Fit_one_cycle division by 0 error

I’m using fast.ai for computer vision, and before unfreezing had use fit_one_cycle to train for several epoches and it worked fine. But after unfreezing it threw this error, how can I fix it?(I had other versions of kernel training after unfreezing and they work fine, just this one threw and error.

Seems that len(self.layer_groups) being one in basic_train.py in lr_range(self, lr) caused the error. Here’s the error message.

learn.fit_one_cycle(4, max_lr=slice(1e-6,1e-4))

ZeroDivisionError Traceback (most recent call last)
in
1 #learn.fit_one_cycle(4, max_lr=slice(5e-6,1e-3))
----> 2 learn.fit_one_cycle(4, max_lr=slice(1e-6,1e-4))

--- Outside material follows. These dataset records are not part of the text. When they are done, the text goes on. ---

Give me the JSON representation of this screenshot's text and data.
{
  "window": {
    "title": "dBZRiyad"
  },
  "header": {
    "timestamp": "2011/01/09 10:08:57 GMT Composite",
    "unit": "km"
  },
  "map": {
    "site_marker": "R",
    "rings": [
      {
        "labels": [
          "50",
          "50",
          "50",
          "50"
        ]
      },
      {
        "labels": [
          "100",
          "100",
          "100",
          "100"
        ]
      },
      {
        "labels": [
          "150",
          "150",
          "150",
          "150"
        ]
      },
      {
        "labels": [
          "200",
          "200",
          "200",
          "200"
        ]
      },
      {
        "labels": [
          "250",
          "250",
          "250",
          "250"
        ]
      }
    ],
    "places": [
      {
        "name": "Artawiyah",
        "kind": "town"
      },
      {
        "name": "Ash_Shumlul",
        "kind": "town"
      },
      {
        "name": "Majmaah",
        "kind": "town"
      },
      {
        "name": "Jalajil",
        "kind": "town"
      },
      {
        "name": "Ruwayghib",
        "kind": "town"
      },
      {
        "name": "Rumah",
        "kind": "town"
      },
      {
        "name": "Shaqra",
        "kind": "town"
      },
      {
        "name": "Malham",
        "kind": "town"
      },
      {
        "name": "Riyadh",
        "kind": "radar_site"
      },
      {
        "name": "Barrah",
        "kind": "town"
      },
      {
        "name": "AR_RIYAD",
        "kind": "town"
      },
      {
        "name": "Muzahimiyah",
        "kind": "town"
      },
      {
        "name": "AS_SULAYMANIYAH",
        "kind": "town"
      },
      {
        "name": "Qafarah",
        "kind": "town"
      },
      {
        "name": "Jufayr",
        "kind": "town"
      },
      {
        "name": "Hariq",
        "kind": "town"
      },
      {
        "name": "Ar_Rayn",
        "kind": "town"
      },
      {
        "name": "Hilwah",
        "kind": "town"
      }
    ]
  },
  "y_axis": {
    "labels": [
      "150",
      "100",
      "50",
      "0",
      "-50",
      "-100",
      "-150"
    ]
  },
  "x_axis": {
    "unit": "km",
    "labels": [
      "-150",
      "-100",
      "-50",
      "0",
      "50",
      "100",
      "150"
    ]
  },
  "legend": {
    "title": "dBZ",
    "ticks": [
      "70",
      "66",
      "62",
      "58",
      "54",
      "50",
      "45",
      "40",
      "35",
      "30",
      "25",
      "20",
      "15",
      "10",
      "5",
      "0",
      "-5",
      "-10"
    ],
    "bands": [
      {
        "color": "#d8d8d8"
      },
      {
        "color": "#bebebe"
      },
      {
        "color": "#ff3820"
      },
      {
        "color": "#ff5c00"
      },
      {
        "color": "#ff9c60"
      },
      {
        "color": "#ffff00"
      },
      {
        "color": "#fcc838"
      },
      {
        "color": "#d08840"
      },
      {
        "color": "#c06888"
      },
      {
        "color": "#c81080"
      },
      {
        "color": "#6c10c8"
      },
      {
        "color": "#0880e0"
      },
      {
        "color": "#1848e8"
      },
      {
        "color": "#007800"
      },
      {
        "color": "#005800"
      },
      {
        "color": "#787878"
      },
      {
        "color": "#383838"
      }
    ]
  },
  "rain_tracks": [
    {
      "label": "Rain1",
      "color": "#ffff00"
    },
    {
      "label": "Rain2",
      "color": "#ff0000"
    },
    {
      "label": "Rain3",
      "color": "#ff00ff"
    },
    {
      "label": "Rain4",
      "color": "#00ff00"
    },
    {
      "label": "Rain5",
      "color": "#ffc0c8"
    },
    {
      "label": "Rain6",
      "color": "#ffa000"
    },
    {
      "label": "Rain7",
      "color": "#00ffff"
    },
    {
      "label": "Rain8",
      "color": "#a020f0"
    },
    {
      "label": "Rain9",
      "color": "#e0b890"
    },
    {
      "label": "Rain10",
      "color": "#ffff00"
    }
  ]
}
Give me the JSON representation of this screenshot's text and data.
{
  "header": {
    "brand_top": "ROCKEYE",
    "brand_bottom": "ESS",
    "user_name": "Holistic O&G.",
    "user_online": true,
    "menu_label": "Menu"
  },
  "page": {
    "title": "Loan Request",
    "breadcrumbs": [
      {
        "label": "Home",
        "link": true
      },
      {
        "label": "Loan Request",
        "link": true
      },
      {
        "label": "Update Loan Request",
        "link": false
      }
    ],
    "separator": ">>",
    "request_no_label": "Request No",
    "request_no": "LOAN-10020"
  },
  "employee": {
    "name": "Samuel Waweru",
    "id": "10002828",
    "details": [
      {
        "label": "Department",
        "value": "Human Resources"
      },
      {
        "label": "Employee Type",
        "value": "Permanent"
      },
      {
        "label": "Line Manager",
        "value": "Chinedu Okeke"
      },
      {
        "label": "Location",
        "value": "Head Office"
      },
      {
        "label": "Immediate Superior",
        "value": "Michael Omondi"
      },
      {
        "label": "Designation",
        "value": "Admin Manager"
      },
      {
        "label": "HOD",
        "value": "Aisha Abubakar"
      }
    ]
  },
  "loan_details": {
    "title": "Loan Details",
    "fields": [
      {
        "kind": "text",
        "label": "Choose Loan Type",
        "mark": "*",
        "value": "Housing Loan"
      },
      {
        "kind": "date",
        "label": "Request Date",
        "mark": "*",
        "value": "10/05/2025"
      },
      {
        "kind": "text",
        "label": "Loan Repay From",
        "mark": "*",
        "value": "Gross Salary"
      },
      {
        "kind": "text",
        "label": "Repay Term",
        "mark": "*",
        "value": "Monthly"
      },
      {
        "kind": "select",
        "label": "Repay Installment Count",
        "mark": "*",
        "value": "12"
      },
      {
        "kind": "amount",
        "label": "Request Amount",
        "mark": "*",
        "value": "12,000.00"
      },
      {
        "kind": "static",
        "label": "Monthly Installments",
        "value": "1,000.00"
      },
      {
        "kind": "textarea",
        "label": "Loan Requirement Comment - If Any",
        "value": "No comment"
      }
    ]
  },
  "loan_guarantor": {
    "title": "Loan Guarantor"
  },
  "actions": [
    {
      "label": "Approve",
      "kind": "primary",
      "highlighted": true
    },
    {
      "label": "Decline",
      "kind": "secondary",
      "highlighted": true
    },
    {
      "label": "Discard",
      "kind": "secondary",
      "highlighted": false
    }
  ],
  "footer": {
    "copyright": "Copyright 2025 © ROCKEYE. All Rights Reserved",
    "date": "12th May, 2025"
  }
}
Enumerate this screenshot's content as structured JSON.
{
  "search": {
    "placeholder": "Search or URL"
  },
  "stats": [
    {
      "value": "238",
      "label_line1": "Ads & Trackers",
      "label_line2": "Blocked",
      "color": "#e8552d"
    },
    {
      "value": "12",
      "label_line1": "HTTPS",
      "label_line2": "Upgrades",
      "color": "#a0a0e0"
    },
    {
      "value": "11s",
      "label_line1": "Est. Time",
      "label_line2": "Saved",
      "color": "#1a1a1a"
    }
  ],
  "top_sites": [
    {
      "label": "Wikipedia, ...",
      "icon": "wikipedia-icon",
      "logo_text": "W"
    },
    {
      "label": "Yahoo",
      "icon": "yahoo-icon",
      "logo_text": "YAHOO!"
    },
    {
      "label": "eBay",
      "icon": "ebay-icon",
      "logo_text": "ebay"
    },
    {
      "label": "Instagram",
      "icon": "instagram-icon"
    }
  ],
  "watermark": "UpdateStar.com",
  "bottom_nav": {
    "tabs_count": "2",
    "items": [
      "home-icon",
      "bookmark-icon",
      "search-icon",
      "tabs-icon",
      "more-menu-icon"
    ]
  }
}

/opt/conda/lib/python3.6/site-packages/fastai/train.py in fit_one_cycle(learn, cyc_len, max_lr, moms, div_factor, pct_start, final_div, wd, callbacks, tot_epochs, start_epoch)
16 wd:float=None, callbacks:Optional[CallbackList]=None, tot_epochs:int=None, start_epoch:int=None)->None:
17 “Fit a model following the 1cycle policy.”
—> 18 max_lr = learn.lr_range(max_lr)
19 callbacks = listify(callbacks)
20 callbacks.append(OneCycleScheduler(learn, max_lr, moms=moms, div_factor=div_factor, pct_start=pct_start,

/opt/conda/lib/python3.6/site-packages/fastai/basic_train.py in lr_range(self, lr)
185 “Build differential learning rates from lr.”
186 if not isinstance(lr,slice): return lr
–> 187 if lr.start: res = even_mults(lr.start, lr.stop, len(self.layer_groups))
188 else: res = [lr.stop/10]*(len(self.layer_groups)-1) + [lr.stop]
189 return np.array(res)

/opt/conda/lib/python3.6/site-packages/fastai/core.py in even_mults(start, stop, n)
151 “Build log-stepped array from start to stop in n steps.”
152 mult = stop/start
–> 153 step = mult**(1/(n-1))
154 return np.array([start*(step**i) for i in range(n)])
155

ZeroDivisionError: division by zero

This error is usually thrown whenever we do not generate layer groups. How are you creating your model? And was it designed for a transfer-learning type application? If so, we need to split the model at some point! If not, we can safely just pass in one learning rate in :slight_smile:

4 Likes

Thanks for your reply. It is for transfer learning(densenet201), load using:

learn = load_learner(’…/’,file = ‘model330.pkl’)
learn.data = data

The model330.pkl was unfreezed when I saved it, so it is that all laypers of learn belong to one group and nothing were freezed? Could you please explain how to split? Thanks.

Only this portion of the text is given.